You could tell he was working in a building because you'd see scientists running down the hallways tearing their hair and screaming "My research!!! My research!! Ten years of research ruined!!" as the voltage spikes destroyed their equipment...
They're called "accountants". My father is a netadmin by trade, and the thing that stresses him most about his job is how, quote, "fucking bean counters" make the purchasing decisions for him.
Example: They want to replace Netware fileservers (they've something around four years uptime, and that's including them having their RAIDs expanded. All that's going to stop them is a man with a sledgehammer) with Windows ones. While Windows servers, if configured correctly, are really stable, they are not stable enough for truly mission-critical jobs (in this case, dealing with insurance companies and medical evacuation. Time is not just money, it's life) yet the idiots in charge have been suckered by Microsoft's marketing.
In this case, staying with netware has saved lives.
Accountants have too much control. They do not understand that if something in vital, you do NOT give it anything less than the very best money can buy. So it'll cut into your profit margins. So what? At least you will still have the margins.
No application can cause a spanning tree loop. It is simply impossible.
A spanning tree loop causes broadcast frames - correectly used in small numbers in many different circumstances - to loop endlessly about the network (clogging it up), using paths that are provided for redunancy, but which are normally stopped form passing traffic by the "spanning tree protocol".
There are 2 likely causes:
Unidirectional link failure. If a connection between switches passes traffic in only one direction (normally they are bi-directional), then spanning tree can be 'fooled' into allowing traffic on a path that creates a loop and lets frames loop endlessly.
Misconfiguration of switches, possibly combined with erroneous cabling. If spanning tree is configured off on a port, (or, maybe, put into a mode called portfast), it's possible for interconnection of switch ports (through a crossover cable or other means) to cause this to occur.
A third possible cause is that the spanning tree software itself screws up and allows a loop when it shouldn't have. This was known to occasionally happen in Cisco switches some years ago. I haven't heard of it lately.
This all happens way below the application layer. Unless the application is speccific written to send huge numbers of broadcast frames (there is no legitimate reason for an app to do this), it couldn't bring down the network. And even if it did, this would not be a 'spanning tree loop' and disconnecting the offending station woul immediately fix the problem.

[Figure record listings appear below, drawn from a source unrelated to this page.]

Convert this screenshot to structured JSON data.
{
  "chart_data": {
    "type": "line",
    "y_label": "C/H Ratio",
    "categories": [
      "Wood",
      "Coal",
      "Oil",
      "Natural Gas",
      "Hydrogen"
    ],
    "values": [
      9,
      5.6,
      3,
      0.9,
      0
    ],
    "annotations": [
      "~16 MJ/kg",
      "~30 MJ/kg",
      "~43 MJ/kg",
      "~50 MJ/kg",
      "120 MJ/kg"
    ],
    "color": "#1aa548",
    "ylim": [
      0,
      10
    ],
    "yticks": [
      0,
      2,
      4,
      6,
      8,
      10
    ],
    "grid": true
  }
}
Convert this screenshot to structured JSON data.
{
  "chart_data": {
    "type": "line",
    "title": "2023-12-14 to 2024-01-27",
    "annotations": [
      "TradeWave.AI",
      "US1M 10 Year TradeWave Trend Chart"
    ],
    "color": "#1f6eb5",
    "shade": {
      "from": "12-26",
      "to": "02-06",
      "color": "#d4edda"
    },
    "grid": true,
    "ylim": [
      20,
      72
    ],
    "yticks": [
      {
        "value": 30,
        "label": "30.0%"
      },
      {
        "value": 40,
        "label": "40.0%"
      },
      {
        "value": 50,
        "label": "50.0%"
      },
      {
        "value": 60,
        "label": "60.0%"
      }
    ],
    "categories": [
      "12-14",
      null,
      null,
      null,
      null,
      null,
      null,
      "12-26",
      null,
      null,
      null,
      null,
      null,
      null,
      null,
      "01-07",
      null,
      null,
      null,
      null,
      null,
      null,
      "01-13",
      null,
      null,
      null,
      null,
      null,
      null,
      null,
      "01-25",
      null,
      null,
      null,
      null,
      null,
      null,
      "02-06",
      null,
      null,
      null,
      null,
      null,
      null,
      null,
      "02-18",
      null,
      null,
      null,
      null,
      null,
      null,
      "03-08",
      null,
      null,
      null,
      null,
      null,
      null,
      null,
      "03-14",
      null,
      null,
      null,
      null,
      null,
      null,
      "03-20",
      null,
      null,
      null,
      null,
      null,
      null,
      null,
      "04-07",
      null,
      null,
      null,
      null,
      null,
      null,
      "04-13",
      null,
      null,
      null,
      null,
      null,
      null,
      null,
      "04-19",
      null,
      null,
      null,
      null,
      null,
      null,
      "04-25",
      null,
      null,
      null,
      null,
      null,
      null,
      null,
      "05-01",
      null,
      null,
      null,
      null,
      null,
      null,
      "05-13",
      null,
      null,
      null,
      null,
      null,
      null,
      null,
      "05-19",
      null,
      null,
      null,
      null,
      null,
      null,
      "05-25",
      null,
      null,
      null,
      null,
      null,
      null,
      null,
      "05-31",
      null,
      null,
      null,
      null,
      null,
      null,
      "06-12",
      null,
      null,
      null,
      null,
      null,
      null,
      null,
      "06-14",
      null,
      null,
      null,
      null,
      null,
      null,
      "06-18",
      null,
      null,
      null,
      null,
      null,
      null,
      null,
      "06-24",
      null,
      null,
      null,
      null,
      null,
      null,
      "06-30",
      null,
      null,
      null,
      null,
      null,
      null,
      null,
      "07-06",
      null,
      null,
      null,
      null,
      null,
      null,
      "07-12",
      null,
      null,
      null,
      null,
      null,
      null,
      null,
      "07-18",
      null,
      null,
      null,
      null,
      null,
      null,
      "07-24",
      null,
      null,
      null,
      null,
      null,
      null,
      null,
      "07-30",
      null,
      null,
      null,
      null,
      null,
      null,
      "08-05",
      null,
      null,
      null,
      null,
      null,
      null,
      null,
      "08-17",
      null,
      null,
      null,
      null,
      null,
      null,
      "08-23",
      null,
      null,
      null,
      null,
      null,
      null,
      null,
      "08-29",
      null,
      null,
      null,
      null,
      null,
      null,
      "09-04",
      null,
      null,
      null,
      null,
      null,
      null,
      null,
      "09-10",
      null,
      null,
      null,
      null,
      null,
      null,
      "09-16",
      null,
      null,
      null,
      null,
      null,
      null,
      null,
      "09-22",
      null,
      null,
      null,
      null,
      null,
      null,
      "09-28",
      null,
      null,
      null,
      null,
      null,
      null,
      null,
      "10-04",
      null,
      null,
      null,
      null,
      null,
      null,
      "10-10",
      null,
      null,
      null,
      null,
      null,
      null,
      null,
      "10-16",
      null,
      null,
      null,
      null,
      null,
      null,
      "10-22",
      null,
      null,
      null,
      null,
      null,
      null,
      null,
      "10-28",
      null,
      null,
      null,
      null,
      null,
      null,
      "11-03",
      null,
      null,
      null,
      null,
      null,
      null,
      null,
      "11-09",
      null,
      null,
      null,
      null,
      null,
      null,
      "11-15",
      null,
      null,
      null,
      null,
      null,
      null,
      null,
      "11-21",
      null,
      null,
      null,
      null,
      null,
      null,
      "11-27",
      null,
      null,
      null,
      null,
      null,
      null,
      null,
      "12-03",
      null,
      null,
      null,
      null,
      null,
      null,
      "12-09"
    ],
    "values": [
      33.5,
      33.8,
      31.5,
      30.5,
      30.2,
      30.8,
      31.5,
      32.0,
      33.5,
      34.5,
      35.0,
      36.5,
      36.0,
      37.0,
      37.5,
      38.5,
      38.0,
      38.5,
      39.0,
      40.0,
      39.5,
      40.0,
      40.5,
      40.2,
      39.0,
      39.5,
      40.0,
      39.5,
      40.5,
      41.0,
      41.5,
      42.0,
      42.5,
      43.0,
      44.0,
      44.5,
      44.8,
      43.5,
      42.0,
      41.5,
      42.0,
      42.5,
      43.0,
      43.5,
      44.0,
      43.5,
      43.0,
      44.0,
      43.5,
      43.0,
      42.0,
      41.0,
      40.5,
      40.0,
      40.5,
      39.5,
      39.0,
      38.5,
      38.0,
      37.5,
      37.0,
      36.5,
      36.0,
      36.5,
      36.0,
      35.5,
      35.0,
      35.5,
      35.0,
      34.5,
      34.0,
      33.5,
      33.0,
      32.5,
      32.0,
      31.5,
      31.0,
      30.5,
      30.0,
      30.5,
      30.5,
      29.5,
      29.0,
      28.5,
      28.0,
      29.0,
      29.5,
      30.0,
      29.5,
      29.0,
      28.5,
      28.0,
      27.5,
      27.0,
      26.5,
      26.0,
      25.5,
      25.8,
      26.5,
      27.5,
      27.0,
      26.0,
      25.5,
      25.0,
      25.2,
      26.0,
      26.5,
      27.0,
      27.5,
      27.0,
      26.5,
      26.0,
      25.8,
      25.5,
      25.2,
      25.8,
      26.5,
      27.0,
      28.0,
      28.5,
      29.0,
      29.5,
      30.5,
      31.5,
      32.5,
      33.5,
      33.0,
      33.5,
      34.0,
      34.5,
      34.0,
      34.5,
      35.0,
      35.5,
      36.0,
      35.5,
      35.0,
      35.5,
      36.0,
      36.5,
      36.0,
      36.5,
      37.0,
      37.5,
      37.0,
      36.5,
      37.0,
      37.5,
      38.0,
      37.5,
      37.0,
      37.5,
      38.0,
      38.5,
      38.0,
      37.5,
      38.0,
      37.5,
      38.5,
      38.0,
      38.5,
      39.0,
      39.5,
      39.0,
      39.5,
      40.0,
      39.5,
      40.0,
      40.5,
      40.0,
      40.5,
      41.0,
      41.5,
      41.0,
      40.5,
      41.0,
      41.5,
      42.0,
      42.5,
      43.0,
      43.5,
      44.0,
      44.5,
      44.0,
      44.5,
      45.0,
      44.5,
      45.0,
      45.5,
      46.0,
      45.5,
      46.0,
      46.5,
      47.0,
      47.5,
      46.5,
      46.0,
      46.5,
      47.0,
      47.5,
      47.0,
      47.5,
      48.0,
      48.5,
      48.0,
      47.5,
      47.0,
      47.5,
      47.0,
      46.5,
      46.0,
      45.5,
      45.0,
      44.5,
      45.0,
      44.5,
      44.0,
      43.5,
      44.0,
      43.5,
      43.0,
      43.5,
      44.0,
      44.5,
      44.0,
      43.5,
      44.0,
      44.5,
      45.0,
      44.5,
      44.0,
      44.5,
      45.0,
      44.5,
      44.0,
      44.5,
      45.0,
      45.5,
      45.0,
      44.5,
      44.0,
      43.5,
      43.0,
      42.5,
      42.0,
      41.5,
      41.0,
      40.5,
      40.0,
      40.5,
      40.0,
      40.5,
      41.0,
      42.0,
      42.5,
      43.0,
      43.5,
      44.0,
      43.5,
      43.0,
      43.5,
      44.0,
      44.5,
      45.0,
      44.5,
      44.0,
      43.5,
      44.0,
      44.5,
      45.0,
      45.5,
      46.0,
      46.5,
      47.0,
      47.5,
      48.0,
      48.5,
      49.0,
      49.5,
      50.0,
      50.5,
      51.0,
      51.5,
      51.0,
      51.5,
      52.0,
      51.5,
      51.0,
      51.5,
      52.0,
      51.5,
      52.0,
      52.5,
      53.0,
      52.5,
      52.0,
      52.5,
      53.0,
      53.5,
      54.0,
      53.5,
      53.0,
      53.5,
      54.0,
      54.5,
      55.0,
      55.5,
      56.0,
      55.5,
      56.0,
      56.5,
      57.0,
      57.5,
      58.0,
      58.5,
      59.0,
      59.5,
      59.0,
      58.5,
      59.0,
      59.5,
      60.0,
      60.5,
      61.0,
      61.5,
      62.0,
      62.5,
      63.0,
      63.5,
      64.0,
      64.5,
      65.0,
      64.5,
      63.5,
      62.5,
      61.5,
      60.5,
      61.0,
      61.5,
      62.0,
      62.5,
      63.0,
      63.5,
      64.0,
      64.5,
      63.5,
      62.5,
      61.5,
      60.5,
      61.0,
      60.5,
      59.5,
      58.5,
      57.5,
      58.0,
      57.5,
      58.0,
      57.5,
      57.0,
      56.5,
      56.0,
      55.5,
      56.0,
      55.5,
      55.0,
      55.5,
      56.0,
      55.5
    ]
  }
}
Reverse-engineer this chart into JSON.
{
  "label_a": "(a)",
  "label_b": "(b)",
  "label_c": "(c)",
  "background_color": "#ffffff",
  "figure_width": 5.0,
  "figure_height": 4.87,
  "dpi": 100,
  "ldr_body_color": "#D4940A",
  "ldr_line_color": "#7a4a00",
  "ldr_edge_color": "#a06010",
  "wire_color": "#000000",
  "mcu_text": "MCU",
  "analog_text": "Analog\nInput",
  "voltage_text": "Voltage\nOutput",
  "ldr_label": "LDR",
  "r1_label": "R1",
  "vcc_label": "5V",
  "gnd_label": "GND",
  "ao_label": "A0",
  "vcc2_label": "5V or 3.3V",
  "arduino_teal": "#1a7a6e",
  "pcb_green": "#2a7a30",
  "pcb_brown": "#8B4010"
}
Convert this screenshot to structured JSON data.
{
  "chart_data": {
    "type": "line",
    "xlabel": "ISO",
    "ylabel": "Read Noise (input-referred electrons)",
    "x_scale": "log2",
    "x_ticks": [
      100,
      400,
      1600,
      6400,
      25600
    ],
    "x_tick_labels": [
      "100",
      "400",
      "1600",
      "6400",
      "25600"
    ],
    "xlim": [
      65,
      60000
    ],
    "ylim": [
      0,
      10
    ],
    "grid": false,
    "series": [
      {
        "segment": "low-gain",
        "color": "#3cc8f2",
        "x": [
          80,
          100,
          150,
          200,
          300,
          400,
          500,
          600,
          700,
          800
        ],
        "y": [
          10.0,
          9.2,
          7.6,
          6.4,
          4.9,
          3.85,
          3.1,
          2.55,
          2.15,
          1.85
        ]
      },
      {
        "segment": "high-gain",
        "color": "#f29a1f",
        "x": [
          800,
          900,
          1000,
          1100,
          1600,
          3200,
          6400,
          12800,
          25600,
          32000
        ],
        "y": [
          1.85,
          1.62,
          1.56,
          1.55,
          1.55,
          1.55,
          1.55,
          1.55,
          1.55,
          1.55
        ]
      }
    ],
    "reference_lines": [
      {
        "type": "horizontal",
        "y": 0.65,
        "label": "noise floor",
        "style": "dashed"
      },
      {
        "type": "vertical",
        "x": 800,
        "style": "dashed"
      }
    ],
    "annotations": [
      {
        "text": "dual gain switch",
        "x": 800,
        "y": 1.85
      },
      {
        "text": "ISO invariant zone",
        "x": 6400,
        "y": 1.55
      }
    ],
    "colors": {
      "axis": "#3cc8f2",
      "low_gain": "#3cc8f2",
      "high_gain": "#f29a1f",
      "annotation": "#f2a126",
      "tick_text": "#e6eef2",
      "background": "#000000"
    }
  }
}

Probably, the network should be using routers to partition it into smaller LANs. But ths can stilll happen to any single LAN so creaeted and if it happens to the one your servers are on, you're still cooked.
"that's not encryption - it's a new perl script that I'm working on..." - from some Matrix parody
My wife is a doctor. From what I've observed hospitals tend to be penny wise and pound foolish, particularly with regard to their computer systems. Largely for financial reasons they are generally unwilling to hire the IT professionals and spend the $ they need to do the job right.
The computer systems at my wife's medical school were apparently run by a herd of poorly trained monkeys. Systems would crash constantly, admin policies were absurd, and very little was done to fix anything. At her current hospital, the residents in her department are stuck with machines that literally crash 10+ times daily. Nothing is done to fix them because that would take expertise, time and $, all of which are either in short supply or withheld.
Hospitals really need serious IT help and it is a very serious problem. This article just illustrates how pathetically bad they do the job right now. I wish I could say I was surprised by this but I'm not.